You have to remember once you step onto the course to play, you are bringing to the table everything you have worked on up until that point. Once you are on the first tee, there’s no more working on swing mechanics. There’s no more hitting the gym to get stronger. There’s no ordering that fancy new driver and having it delivered on the fifth tee box because your current driver is letting you down. You have to work with what you have. The only thing you do have control over changing on the course is your brain, your thoughts, and how your brain communicates with your body.
That’s why I believe your brain is your most important asset on the course. Here are 3 simple things you can take to the course with you that can help you no matter what level you are at with your game.
- There are no “bad shots”. There is only “great”, “good”, or “good enough”. This specific idea comes from the book “Be a Player” by Pia Nilsson and Lynn Marriott, who established the Vision54 program.
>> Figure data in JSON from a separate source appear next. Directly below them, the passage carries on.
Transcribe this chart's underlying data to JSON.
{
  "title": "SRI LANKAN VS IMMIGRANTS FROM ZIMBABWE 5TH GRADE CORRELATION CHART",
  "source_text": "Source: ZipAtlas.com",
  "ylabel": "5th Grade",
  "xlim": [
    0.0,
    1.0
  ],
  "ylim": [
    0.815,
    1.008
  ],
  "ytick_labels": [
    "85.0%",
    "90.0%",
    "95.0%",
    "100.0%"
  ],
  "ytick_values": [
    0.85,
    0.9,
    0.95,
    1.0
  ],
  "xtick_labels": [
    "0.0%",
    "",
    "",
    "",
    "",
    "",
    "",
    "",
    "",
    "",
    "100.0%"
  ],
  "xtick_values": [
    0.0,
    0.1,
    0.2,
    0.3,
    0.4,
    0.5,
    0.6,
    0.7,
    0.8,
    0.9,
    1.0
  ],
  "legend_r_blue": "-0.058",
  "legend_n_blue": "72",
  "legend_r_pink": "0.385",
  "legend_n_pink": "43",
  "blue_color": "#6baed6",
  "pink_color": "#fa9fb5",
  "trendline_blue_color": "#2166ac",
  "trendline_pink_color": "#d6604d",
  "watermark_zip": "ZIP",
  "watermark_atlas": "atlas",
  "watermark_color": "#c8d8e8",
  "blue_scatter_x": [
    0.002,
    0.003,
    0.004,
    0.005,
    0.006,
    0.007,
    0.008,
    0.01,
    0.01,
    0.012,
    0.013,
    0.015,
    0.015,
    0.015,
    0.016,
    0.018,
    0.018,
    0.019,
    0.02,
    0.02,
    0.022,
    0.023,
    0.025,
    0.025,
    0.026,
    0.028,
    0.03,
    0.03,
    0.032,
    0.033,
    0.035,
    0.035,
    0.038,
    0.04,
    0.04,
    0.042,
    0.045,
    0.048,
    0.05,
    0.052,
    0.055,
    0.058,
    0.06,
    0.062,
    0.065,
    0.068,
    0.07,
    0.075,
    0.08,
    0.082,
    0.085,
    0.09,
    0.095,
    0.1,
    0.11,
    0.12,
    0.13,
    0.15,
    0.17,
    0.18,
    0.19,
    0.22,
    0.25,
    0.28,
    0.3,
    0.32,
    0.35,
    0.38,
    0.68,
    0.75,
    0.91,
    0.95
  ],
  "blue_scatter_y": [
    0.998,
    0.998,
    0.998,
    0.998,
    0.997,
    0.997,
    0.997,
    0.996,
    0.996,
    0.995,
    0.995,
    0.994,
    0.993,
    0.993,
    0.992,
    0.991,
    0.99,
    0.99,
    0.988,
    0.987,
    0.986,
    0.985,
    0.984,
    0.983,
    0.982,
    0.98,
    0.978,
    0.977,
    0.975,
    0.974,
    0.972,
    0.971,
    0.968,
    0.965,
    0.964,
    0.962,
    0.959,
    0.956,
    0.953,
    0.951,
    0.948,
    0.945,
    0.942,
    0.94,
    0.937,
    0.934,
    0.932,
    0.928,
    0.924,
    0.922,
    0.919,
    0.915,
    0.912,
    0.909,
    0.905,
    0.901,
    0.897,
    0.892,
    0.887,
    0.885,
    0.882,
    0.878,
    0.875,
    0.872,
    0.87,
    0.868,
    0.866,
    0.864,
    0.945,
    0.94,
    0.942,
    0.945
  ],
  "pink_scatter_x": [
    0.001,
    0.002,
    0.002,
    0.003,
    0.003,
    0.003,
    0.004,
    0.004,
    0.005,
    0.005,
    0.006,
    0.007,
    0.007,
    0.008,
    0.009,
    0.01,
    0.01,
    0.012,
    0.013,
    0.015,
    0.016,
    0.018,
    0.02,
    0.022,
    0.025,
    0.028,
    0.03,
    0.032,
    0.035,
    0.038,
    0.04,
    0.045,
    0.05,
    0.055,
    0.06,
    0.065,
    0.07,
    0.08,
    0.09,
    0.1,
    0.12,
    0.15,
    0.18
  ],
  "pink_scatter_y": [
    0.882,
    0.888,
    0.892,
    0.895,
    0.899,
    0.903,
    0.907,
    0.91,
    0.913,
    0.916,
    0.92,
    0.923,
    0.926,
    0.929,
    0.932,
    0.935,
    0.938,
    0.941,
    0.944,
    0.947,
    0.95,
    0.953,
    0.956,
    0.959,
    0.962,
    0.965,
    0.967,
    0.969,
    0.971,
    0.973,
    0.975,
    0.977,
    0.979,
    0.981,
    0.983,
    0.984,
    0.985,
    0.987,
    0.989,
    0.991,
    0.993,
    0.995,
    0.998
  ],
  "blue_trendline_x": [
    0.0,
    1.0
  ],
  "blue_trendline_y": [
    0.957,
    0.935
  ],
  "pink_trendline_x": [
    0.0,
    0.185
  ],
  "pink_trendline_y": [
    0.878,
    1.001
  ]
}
I highly recommend this book. Basically, there are no negative shots. If it’s “good enough”, then that is still positive. You have to figure out what each of these shots looks like for you. For example, my “great” shots are shots that do exactly what I envisioned in my brain. A “good” shot would be a shot that still gives me a decent chance at par, bogey at worst, and a “good enough” shot would be a shot that moves me forward, closer to the hole.
- If it doesn’t feel right, DON’T HIT IT. I have had to learn this many a time, even though I know in my gut I shouldn’t do it. I still grab that club that feels uncomfortable and try to hit the shot that freaks me out. Do not hit that golf ball until you feel 100% comfortable hitting that shot with the club you have put in your hands.
- Find what helps you stay in the present. As soon as I start playing well and my brain thinks about my final score, everything goes down the drain. My favorite quote is “There is the present, and then there is nothing else.” It’s so simple but SO TRUE. There’s no point in thinking about a good or bad score at the end, because it doesn’t even exist yet. A few tricks that help me stay in the present are slowly counting to ten in my head when my thoughts start to drift, or having my current favorite catchy song in my head to sing or hum and distract my brain.
If these thoughts spark intrigue for you, I definitely recommend you pick up a copy of “Be a Player”, which you can find on Amazon. It’s my favorite mental game book and gives you actual exercises for your brain you can do on the course to figure out what works best for you.